Dahal was among various leaders three years later to accuse Karki of “running a parallel government” and his party, Unified CPN (Maoist) was on the forefront to move an impeachment motion against Karki in Parliament. Karki, however, lost his job not through impeachment but through a Supreme Court order.
“These political leaders are not capable of leading governments as per the spirit of the democratic practices,” said Raman Kumar Shrestha, who served as the attorney general when Dahal was the prime minister in 2016.
Shrestha said the government must take opposition into confidence while taking crucial decisions and such decisions should be taken only after discussing multiple times. “Rulers must know that opposition party is also an integral part of the state,” Shrestha said. “This government is in the wrong direction from the very beginning.”
When the Oli’s CPN-UML and Dahal’s Maoist party decided to join forces in October 2017 in a bid to go to the elections the following year under a unified communist front, the Nepali Congress was quite critical of the move. The Congress party then went to the election campaign saying the communists would impose an authoritarian regime. But the party faced a historic drubbing, and the communists went on to win the elections on the “stability for prosperity” plank.
A thumping victory for the unified communist force—now known as the Nepal Communist Party—meant a majority government, the most powerful in two and a half decades with two-thirds majority.
“Going by his moves, it looks like Oli wants to establish an autocratic rule,” said Acharya, the expert on constitutional matters.
Experts stressed that political parties and their leaders should by now—after more than three years of the promulgation of the constitution—understand that a constitution is a philosophy.
“Leaders, particularly those in the government, should learn to read beyond what is written and understand the spirit of the constitution,” said Purna Man Shakya, a constitutional lawyer. “For example in the Constitutional Council, the leader of the opposition cannot block a decision. But for a prime minister, who enjoys two-thirds majority, it would have been better to have heard the opposition’s voice.”

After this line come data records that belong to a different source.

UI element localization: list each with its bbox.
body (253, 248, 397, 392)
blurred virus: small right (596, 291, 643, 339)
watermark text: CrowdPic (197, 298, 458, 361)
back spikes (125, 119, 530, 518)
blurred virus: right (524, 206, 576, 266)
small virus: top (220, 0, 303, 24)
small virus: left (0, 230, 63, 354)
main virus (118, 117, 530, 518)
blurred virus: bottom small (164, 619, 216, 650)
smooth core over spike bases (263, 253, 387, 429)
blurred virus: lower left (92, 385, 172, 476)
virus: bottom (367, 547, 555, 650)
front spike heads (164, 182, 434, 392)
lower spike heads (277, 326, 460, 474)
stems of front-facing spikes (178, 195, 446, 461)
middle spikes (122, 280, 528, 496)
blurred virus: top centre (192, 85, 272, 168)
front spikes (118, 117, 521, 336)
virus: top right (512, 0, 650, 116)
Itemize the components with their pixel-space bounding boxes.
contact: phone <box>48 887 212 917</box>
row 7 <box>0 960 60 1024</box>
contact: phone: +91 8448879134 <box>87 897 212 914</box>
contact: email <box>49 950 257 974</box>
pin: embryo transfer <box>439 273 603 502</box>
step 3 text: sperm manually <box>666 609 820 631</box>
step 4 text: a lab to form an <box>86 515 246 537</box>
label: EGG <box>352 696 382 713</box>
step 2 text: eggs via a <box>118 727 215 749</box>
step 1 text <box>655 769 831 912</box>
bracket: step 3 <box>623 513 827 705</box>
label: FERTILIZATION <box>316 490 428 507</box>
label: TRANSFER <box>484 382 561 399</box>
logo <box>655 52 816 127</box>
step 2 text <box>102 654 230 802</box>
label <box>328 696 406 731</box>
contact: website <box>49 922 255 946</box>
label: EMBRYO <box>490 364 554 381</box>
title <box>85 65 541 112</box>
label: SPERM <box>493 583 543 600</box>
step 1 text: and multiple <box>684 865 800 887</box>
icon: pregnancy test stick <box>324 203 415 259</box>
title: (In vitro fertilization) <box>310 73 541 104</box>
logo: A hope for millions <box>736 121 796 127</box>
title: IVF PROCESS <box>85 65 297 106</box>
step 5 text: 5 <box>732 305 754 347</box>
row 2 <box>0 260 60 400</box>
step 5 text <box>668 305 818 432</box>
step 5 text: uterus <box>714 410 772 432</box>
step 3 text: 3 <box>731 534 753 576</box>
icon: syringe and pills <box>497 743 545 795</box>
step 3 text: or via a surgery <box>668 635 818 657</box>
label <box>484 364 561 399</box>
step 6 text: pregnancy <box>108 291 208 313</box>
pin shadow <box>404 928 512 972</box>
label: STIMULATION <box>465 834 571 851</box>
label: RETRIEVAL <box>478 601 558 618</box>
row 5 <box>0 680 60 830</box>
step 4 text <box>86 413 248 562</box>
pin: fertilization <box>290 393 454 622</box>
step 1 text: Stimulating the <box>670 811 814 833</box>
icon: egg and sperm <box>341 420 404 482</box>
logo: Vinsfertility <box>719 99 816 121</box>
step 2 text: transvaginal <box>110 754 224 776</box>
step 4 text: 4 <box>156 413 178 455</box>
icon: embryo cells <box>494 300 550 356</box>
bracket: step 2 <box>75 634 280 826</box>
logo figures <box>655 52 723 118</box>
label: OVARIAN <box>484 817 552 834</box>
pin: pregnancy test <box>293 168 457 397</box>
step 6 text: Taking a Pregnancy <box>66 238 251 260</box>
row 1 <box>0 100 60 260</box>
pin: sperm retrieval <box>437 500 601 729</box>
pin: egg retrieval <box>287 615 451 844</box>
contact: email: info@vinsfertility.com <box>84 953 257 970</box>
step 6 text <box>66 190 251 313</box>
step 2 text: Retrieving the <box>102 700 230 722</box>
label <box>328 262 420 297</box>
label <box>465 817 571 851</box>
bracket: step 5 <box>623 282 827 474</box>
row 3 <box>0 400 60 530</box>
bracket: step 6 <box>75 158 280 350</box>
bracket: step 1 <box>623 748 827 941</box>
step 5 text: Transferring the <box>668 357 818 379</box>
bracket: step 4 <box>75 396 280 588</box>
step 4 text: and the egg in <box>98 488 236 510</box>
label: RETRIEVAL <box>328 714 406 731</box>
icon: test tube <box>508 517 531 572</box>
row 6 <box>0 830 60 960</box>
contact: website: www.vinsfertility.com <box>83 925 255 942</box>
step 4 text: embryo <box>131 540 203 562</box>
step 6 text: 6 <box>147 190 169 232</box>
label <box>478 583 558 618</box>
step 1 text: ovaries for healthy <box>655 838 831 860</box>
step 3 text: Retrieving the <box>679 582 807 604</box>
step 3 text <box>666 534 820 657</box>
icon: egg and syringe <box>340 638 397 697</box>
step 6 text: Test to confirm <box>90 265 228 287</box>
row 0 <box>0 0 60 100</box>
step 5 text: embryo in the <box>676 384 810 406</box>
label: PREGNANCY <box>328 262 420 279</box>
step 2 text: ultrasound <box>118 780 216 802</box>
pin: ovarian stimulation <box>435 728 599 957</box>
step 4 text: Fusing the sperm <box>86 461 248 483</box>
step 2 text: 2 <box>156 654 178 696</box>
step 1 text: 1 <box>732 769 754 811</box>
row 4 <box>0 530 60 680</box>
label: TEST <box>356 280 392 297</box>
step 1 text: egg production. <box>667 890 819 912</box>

After the Constitutional Council nominated chairpersons for the five commissions in the absence of the leader of the opposition, all four lawmakers from the Nepali Congress who are in the parliamentary Hearing Committee had boycotted the hearing.
But the 15-member hearing committee, in which the ruling party controls majority, had endorsed all but one name despite opposition boycotting the hearing.
The committee did not take any decision on one nominee, Samim Miya Ansari who had run into controversy, and he got appointed as the chair of the Muslim Commission automatically due to a legal provision. This too had raised a question over the relevance of the hearing committee as well as the intent of the ruling party.
When Deputy Speaker Shiva Maya Tumbahamphe, a member of the Constitutional Council, was asked why the Constitutional Council was taking decisions in the absence of the leader of the opposition, she said, “How long we should wait for the opposition leader?”
“He kept on skipping the meetings,” Tumbahamphe, one of the members of the Constitutional Council, told the Post.
But Nepali Congress Chief Whip Bal Krishna Khand said his leader, Sher Bahadur Deuba, did send correspondence to the prime minister saying he would not be able make it the Constitutional Council meeting. “But anyway there was no hurry to take decisions. Presence of the opposition leader in the Constitutional Council is a mandatory provision,” Khand told the Post.
“It’s not only a blunder but a sheer negligence on part of the prime minister. At least this latest decision should be corrected.”
The March 25 Constitutional Council meeting recommended Dinesh Thapaliya for the post of chief election commissioner and Bishnu Maya Ojha as a member of the Inclusion Commission.